Karena itu, benih dijaga baik, sarana pertanian diperbaiki, dan alat pengolahan tanah dimodernisasi. Kendati dipacu produksinya, sawah tidak terus-menerus diperas. ”Maksimal hanya bisa lima kali panen dalam dua tahun. Jika lebih, daya dukungnya bisa merosot dan berpengaruh terhadap hasil padi,” ucapnya.
Pengolahan hasil panen turut memengaruhi cita rasa beras solok. Setelah padi dipanen, bulirnya langsung dirontokkan, tidak didiamkan dulu. Penumpukan batang padi yang sudah dipanen selama semalam atau dua malam akan memengaruhi kadar air, aroma, dan keseluruhan kualitas beras yang dihasilkan nantinya.
Demi menjaga kualitas itulah Pemerintah Kota dan Kabupaten Solok sedang menyusun indikasi geografis beras solok. Indikasi geografis ini akan menjamin beras solok yang dikonsumsi masyarakat luas benar-benar berasal dari Solok sehingga pasti jaminan mutu.
Para pedagang beras berani menjual beras solok dengan harga tinggi.
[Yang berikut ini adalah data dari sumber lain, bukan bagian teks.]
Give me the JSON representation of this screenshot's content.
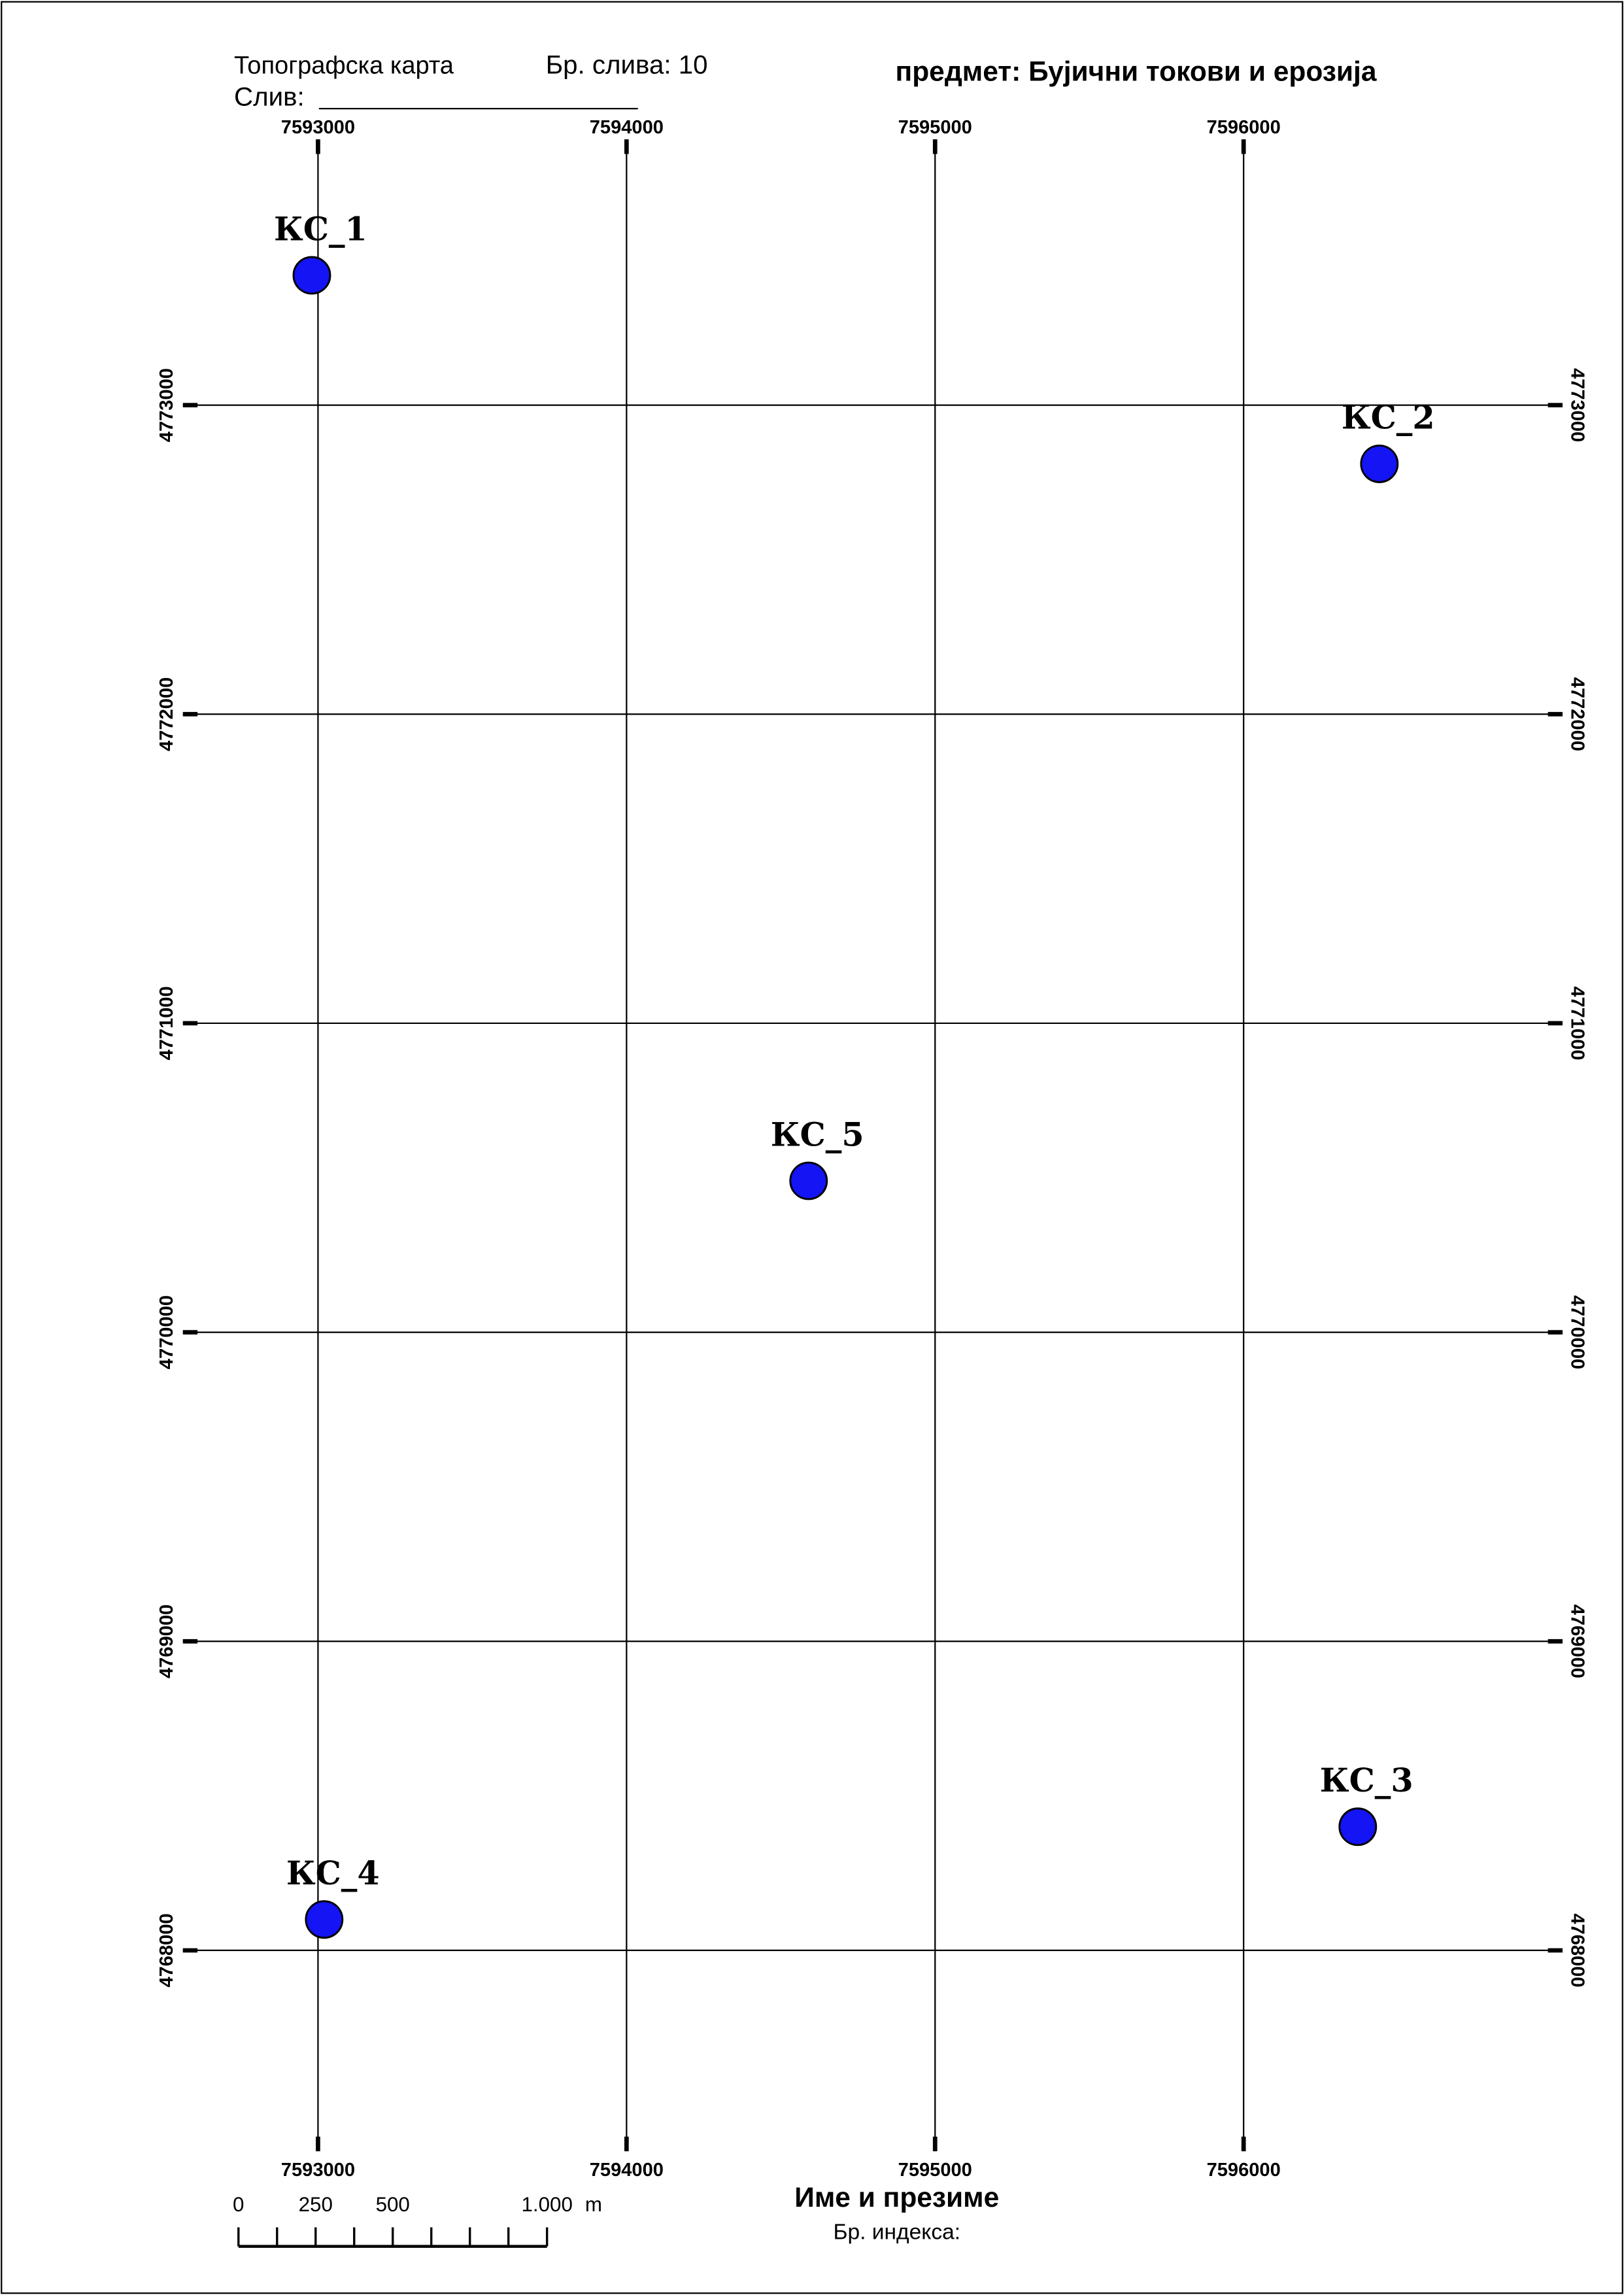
{
  "header": {
    "map_type": "Топографска карта",
    "basin_number": "Бр. слива: 10",
    "basin": "Слив:",
    "subject": "предмет: Бујични токови и ерозија"
  },
  "map": {
    "xlim": [
      7592600,
      7597010
    ],
    "ylim": [
      4767350,
      4773860
    ],
    "xticks": [
      7593000,
      7594000,
      7595000,
      7596000
    ],
    "yticks": [
      4768000,
      4769000,
      4770000,
      4771000,
      4772000,
      4773000
    ],
    "point_color": "#1414f5",
    "points": [
      {
        "name": "КС_1",
        "x": 7592980,
        "y": 4773420
      },
      {
        "name": "КС_2",
        "x": 7596440,
        "y": 4772810
      },
      {
        "name": "КС_3",
        "x": 7596370,
        "y": 4768400
      },
      {
        "name": "КС_4",
        "x": 7593020,
        "y": 4768100
      },
      {
        "name": "КС_5",
        "x": 7594590,
        "y": 4770490
      }
    ]
  },
  "scale_bar": {
    "ticks": [
      0,
      125,
      250,
      375,
      500,
      625,
      750,
      875,
      1000
    ],
    "labels": [
      0,
      250,
      500,
      {
        "value": 1000,
        "label": "1.000"
      }
    ],
    "unit": "m"
  },
  "footer": {
    "name": "Име и презиме",
    "index": "Бр. индекса:"
  }
}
Fitri Nursyanti, petani dan pedagang beras di Paninggahan, tepian Danau Singkarak, menjual beras cisokan Rp 12.500 per kilogram (kg), sedangkan anak daro Rp 12.000 per kg. Ada pula beras batang pasaman yang lebih rendah harganya, Rp 11.000 per kg.
”Saya baru akan kirim ke Palembang 1 ton beras cisokan. Biasanya untuk memasok rumah makan,” tutur Fitri yang berjualan beras sejak 2002.
Cita rasa beras solok diakui di Sumatera Barat dan provinsi sekitarnya. Permintaan dari sejumlah kota di Riau, Sumatera Selatan, dan Jambi terhitung besar. Tak jarang, beras solok menjadi buah tangan saat mengunjungi kerabat di luar kota.
Identitas kultural
Menurut Guru Besar Antropologi Universitas Andalas, Padang, Nursyirwan, beras solok menghasilkan nasi yang cocok untuk lidah orang Minang. Nikmatnya membuat mereka bersukacita sampai-sampai pada 1960-an muncul lagu ”Bareh Solok” yang dinyanyikan Elly Kasim.
”Lagu itu bukan semacam branding, melainkan benar-benar ungkapan senang. Khas orang Minang, senang atau sedih dibuat lagu,” katanya.
Nursyirwan menambahkan, beras solok menjadi gabungan identitas, karya budaya, dan rasa. Cara mengelola dari padi menjadi nasi dipertahankan, dijadikan bagian dari tradisi. Bibit unggul tidak diubah dari dulu. Kelompok tani menyemai bibit yang sama, tidak dikomersialkan ke tempat lain.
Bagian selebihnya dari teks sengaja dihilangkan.